Adventure

Speaking of the tenth step, though I might never mention it in these thoughts I send, we were talking about that today. What I was reminded of was how much we tend to get into crisis over the smallest things. One day my sponsor, who was probably fed up with my carping, said to me: “Ned, you could turn a runny nose into an adaventure”. Not his exact words, but you get the gist.

It reminded me of the first part of the tenth step in ghe 12&12. “Then comes the acid test: can we stay sober, keep in emotional balance, and live to good purpose under all conditions?” Those words, “keep in emotional balance” hit me right between the eyes. My first reaction is “of course I can”. Oh yeah? Then how come I sometimes find myself turning an ant hill into a mountain? Whatever happened to rule #62, which says, “Don’t take yourself so damn seriously”?

The problem is that I sometimes forget why I came here. I forget to pause and take a deep breath and back off. I forget that whatever the problem I think I’m confronted with is truly a luxury. Had I not have had the good fortune to get sober and free of my alcoholic problem I probably would have been dead and never had the opportunity to be in my present circumstances. How small my problems today are compared to what I was facing when I was out there drinking myself to death. How little everything is in the light of what was going on when I found myself enslaved to alcohol. When I found that I could not stop drinking and was faced with insanity and death by suicide.

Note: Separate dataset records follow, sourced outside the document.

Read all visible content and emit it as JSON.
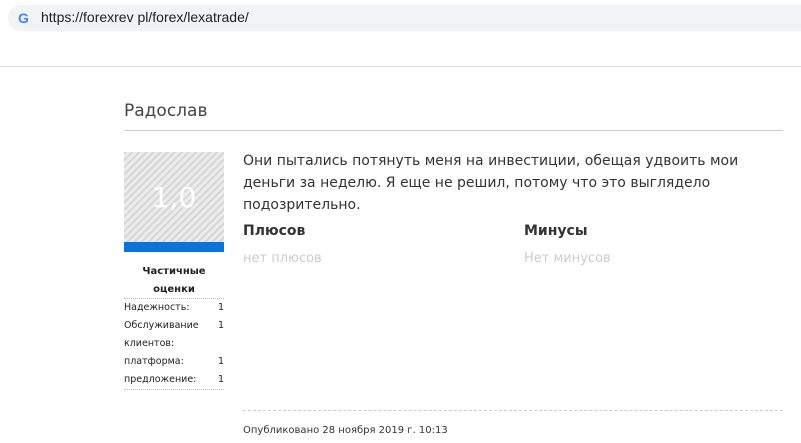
{
  "browser": {
    "url": "https://forexrev pl/forex/lexatrade/",
    "icon": "google-icon"
  },
  "review": {
    "author": "Радослав",
    "score": "1,0",
    "score_fraction": 0.2,
    "partial_title": "Частичные оценки",
    "ratings": [
      {
        "label": "Надежность:",
        "value": "1"
      },
      {
        "label": "Обслуживание клиентов:",
        "value": "1"
      },
      {
        "label": "платформа:",
        "value": "1"
      },
      {
        "label": "предложение:",
        "value": "1"
      }
    ],
    "text": "Они пытались потянуть меня на инвестиции, обещая удвоить мои деньги за неделю. Я еще не решил, потому что это выглядело подозрительно.",
    "pros_title": "Плюсов",
    "pros": "нет плюсов",
    "cons_title": "Минусы",
    "cons": "Нет минусов",
    "published": "Опубликовано 28 ноября 2019 г. 10:13"
  }
}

If I would just stop and see what my problems ae all about, I would see that they are really of a spiritual nature, regardless of how they appear to my eyes. I am so short sighted, that I am blind to the reality behind them. I went back to what Fred said in More About Alcoholism. “Quite as important was the discovery that spiritual principles would solve all my problems. I have since been brought into a way of living infinitely more satisfying and, I hope, more useful than the life I had before. My old manner of living was by no means a bad one, but I would not exchange its best moments for the worst I have now. I would not go back to it even if I could.”